House Music unfolds as one long piece, a recorded-then-sculpted improvisation that vastly expands their work, coalescing classical and electronic instrumentation in the creation of genre-defying musical worlds.
After having shared the short film IX: Nature That’s It That’s All. — which layered archival visuals of blissed-out crowds at a carnival over one of the later, dreamier sections of House Music — Bell Orchestre presents a video for the one-track album’s most anthemic and explosive segment, V: Movement, directed by band-member Kaveh Nabatian.
In the album’s liner notes, the group recalls countless moments when, in kinetic moments of improvisation, “a nuanced piece of music would emerge organically, completely formed, without any plan or discussion or rational thought” — and then be lost because it wasn’t recorded. In conceiving a new album, they decided to celebrate the spontaneous and accidental, to centrally situate the act of collaborative, democratic creation in their finished work.

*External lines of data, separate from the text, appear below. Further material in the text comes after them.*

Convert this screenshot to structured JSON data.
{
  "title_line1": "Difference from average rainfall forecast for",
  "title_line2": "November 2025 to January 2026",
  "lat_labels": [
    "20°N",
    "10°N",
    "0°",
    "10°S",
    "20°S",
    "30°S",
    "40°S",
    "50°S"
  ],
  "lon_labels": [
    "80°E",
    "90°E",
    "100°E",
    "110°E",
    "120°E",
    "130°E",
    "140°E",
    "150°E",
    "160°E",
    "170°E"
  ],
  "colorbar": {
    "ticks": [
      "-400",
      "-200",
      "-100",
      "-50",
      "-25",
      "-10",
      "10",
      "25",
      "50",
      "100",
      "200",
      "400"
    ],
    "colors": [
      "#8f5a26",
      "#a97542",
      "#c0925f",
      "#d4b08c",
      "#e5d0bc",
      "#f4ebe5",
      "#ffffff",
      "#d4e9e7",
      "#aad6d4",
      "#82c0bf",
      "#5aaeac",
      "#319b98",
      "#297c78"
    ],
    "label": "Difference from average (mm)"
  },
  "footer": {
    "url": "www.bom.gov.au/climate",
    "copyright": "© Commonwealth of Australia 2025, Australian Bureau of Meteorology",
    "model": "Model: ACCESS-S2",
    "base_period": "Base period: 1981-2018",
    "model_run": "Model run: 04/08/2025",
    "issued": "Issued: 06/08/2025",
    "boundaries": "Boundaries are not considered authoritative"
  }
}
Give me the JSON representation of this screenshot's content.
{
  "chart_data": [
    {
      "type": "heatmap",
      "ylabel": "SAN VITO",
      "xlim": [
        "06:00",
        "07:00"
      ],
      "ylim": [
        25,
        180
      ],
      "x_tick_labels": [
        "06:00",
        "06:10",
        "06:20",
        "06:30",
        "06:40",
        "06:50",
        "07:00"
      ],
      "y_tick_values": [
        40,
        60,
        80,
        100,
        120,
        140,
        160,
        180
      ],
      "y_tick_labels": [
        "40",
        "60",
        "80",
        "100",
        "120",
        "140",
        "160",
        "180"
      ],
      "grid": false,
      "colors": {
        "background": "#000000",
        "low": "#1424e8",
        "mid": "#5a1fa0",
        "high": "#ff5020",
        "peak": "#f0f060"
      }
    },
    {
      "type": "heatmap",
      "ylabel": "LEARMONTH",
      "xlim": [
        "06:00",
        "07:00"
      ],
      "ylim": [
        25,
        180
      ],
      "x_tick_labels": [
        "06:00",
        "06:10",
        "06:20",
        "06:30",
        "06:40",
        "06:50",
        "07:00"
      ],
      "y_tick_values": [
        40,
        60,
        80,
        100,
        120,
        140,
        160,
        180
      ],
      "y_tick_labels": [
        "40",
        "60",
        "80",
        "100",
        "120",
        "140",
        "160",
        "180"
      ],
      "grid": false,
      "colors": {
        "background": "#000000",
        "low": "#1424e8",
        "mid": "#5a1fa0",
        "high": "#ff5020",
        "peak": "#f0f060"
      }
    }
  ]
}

With the legacies of improvisation-exploring greats like Talk Talk, The Orb, Bitches Brew-era Miles Davis and the late Ennio Morricone in mind, on House Music, Bell Orchestre captures the impulsive, connective, mysterious poetics of musical invention happening in real-time.
With help from engineer Hans Bernhard, the band wired every corner of Sarah Neufeld’s (Violin, vocals) multi-story rural Vermont house. She and the mini orchestra’s other five members — Pietro Amato: French horn, keyboards, electronics; Michael Feuerstack: Pedal steel guitar, keyboards, vocals; Kaveh Nabatian: Trumpet, gongoma, keyboards, vocals; Richard Reed Parry: Bass, vocals; and Stefan Schneider: Drums — assigned themselves to different rooms. They spent two weeks together in camaraderie, creation, and focused isolation to record their improvised sessions every day, but ultimately structured a 45-minute album out of a one hour-and-a-half long improvisation.
While edited and trimmed, and occasionally added to, the album itself is in large part the original recording — with the broad structure of its movements kept intact. This single piece of music — written almost entirely as it was being recorded — emerged with no parameters beyond the inclusion of a short harmonic loop Parry had brought in as a starting point, which coheres and propels the album as it moves forward through the birth; vigorous, unrestrained growth; and ultimate slowdown of the musical ecosystem it creates. What the band generated is an album that lays bare the contours of a lived musical moment.